Bien sûr, des marqueurs de déprofessionnalisation des enseignants apparaissent également. À la multiplication des tâches vient s’ajouter un nouveau principe de flexibilité de leur temps et de leur espace de travail, ce qui constitue une dégradation manifeste des conditions de travail. Par ailleurs, au nom d’une efficacité érigée en boussole unique, les évaluations et les contrôles se multiplient et, de fait, dépossèdent les enseignants, les équipes et les établissements des marges d’initiatives qui leur sont en même temps octroyées. Le pouvoir de contrôle sur leurs activités, emblème de la professionnalité, apparaît bien illusoire.

Pour l’EAF, l’intégration du modèle largement répandu, représenté en France par l’Éducation nationale, semble ici effective. Pour aller dans ce sens, remarquons que la rupture semble avérée avec l’histoire et la tradition de l’EAF, portée par la promotion de valeurs identitaires dont témoignent les 4 premières missions. Dans les schémas prévisionnels notamment, elle s’efface progressivement durant les 3 périodes comme si elle avait été sacrifiée sur l’autel du totem de l’efficacité.

Pourtant, même au sein des politiques de professionnalisation, l’EAF semble préserver des spécificités. Plus fortement que par ailleurs, sous prétexte que ses formations sont principalement professionnelles, les objectifs du système privilégient son adaptation au secteur socioprofessionnel et une adéquation à ses attentes (et même à celles des usagers du système, en matière de satisfaction). Malgré les valeurs, pourtant encore revendiquées dans la première période, le projet semble accepter et entériner un déséquilibre marqué entre les deux piliers indissociables de l’éducation que constituent pourtant la personnalisation (versus apprenant) et la socialisation (versus société). Le système assume de se plier à la logique du marché de l’emploi, même si les territoires des établissements sont exempts de forte concurrence, à l’exception bien sûr de la concurrence entre établissements publics et privés de l’EAF.

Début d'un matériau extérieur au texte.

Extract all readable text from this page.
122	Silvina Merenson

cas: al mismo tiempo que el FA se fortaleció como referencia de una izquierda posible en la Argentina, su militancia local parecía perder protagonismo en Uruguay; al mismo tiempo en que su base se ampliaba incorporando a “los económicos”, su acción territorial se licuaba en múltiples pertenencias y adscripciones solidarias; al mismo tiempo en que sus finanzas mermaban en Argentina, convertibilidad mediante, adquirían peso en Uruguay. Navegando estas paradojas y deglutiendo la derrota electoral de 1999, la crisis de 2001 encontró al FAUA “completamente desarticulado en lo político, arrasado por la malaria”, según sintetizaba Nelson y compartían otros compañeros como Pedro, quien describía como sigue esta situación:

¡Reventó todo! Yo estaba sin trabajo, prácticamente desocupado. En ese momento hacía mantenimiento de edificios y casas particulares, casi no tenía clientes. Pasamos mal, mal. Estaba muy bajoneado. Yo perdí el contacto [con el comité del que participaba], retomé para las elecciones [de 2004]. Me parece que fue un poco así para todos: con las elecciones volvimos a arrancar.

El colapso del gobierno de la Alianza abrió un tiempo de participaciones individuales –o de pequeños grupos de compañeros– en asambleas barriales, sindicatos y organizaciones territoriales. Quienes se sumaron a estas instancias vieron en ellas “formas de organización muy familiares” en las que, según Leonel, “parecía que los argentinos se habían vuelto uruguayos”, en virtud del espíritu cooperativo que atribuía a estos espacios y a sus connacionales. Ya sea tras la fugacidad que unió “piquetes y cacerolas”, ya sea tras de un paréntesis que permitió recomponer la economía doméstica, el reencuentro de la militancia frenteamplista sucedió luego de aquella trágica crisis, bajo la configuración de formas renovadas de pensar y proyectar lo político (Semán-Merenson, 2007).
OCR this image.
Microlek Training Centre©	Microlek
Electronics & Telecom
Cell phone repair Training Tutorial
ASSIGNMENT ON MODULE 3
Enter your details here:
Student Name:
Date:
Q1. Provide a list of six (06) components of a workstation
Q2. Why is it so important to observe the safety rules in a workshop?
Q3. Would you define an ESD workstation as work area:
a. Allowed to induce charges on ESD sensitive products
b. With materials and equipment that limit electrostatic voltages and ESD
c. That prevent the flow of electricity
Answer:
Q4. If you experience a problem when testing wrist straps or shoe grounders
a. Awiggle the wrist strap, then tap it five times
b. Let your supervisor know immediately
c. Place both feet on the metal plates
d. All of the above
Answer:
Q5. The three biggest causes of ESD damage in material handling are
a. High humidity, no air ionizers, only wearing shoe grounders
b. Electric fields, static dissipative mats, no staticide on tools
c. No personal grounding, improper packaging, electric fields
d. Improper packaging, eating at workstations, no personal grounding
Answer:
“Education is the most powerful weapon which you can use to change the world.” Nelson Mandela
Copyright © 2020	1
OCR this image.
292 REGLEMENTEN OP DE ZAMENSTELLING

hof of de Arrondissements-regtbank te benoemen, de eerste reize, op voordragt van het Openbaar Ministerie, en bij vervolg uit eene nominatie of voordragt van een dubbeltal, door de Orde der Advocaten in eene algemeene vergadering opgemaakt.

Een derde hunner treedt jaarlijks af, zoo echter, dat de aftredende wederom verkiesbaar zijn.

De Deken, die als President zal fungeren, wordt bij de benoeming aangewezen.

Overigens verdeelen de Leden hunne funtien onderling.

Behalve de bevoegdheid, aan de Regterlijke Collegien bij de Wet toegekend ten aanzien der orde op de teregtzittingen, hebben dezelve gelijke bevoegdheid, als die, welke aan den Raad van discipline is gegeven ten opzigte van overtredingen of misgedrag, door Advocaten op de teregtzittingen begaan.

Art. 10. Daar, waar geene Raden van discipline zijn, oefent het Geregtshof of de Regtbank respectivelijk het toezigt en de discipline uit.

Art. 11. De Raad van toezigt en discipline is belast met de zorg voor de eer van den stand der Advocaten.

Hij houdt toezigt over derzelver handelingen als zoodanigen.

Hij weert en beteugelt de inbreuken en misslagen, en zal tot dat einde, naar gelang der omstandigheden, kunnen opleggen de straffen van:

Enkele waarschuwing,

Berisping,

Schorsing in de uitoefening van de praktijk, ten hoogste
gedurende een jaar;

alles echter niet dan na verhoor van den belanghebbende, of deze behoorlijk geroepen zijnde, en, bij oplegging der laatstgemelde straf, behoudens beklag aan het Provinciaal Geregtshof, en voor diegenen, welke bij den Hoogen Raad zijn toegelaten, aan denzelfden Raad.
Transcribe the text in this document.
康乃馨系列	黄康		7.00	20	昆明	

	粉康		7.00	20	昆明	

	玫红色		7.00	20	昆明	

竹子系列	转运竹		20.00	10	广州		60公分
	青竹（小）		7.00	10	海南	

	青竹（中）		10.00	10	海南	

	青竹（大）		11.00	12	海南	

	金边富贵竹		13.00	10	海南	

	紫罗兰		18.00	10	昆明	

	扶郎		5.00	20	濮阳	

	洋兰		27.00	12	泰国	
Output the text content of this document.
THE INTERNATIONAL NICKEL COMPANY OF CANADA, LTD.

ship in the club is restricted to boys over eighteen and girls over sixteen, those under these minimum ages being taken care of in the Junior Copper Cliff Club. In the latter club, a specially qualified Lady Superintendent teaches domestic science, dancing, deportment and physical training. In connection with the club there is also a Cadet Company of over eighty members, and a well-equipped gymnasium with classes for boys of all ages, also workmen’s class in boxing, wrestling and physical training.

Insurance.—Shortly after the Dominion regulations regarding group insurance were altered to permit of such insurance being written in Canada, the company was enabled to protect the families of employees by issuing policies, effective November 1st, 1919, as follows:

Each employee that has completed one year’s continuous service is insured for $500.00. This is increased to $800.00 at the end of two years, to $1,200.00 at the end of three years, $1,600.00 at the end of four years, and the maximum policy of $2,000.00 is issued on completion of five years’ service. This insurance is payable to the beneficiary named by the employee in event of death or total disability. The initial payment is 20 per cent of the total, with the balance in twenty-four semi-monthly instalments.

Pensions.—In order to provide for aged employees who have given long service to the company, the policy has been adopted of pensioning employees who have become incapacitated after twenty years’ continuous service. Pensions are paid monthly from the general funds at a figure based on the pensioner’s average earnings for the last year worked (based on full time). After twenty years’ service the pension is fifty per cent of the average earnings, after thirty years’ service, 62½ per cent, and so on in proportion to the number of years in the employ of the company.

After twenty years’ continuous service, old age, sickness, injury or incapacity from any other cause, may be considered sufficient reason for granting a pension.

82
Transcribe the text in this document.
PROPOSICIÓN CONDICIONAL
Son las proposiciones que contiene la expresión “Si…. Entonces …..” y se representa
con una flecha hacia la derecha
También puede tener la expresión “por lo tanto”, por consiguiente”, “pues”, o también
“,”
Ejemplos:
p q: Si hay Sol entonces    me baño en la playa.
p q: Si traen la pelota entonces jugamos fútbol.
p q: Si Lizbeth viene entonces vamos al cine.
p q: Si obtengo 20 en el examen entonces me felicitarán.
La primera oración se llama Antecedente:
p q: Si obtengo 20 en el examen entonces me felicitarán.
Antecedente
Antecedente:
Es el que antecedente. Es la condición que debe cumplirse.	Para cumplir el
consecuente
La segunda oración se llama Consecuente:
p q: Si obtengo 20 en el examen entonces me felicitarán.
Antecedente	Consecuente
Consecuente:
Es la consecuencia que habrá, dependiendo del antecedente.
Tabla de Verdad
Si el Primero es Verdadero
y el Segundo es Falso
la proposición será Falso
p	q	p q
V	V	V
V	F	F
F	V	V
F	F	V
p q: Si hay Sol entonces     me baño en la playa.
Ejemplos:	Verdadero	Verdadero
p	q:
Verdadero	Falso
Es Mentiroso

La deuxième spécificité tient dans le projet d’établissement qui, à la différence des projets de l’Éducation nationale par exemple, investit le territoire de son implantation. Dès lors, cette contribution au développement territorial positionne l’établissement de l’EAF comme un acteur socioprofessionnel à part entière et participe de la promotion et de la reconnaissance de tout le système (et de ses enseignants).

La troisième spécificité est une réhabilitation du statut de l’enseignant dans les évolutions et le développement du système. Même si les dégradations des conditions de travail sont assez similaires aux autres systèmes, les enseignants de l’EAF bénéficient d’un traitement particulier. Dans l’implémentation des politiques de professionnalisation et des réformes qui en découlent, l’enseignant est reconnu comme capable (de même que les équipes pédagogiques et les établissements). Il est capable d’initiatives pertinentes qui, labellisées pertinentes par l’institution, ont vocation à être diffusées, mutualisées, voire généralisées dans une logique bottom-up. Dans cette même logique, le top down, présidant jusque-là aux mises en place des réformes, est remplacé par une politique d’accompagnement[18] (dispositif national d’appui). Ainsi le niveau local est l’objet d’un second niveau d’ambivalence, entre la suspicion traduite par l’inflation de contrôles et la confiance dont témoignent les principes de mutualisation et d’accompagnement. Nous pourrions voir là une voie ouverte par l’EAF pour réhabiliter la place et le rôle des enseignants dans la mise en oeuvre des politiques de professionnalisation.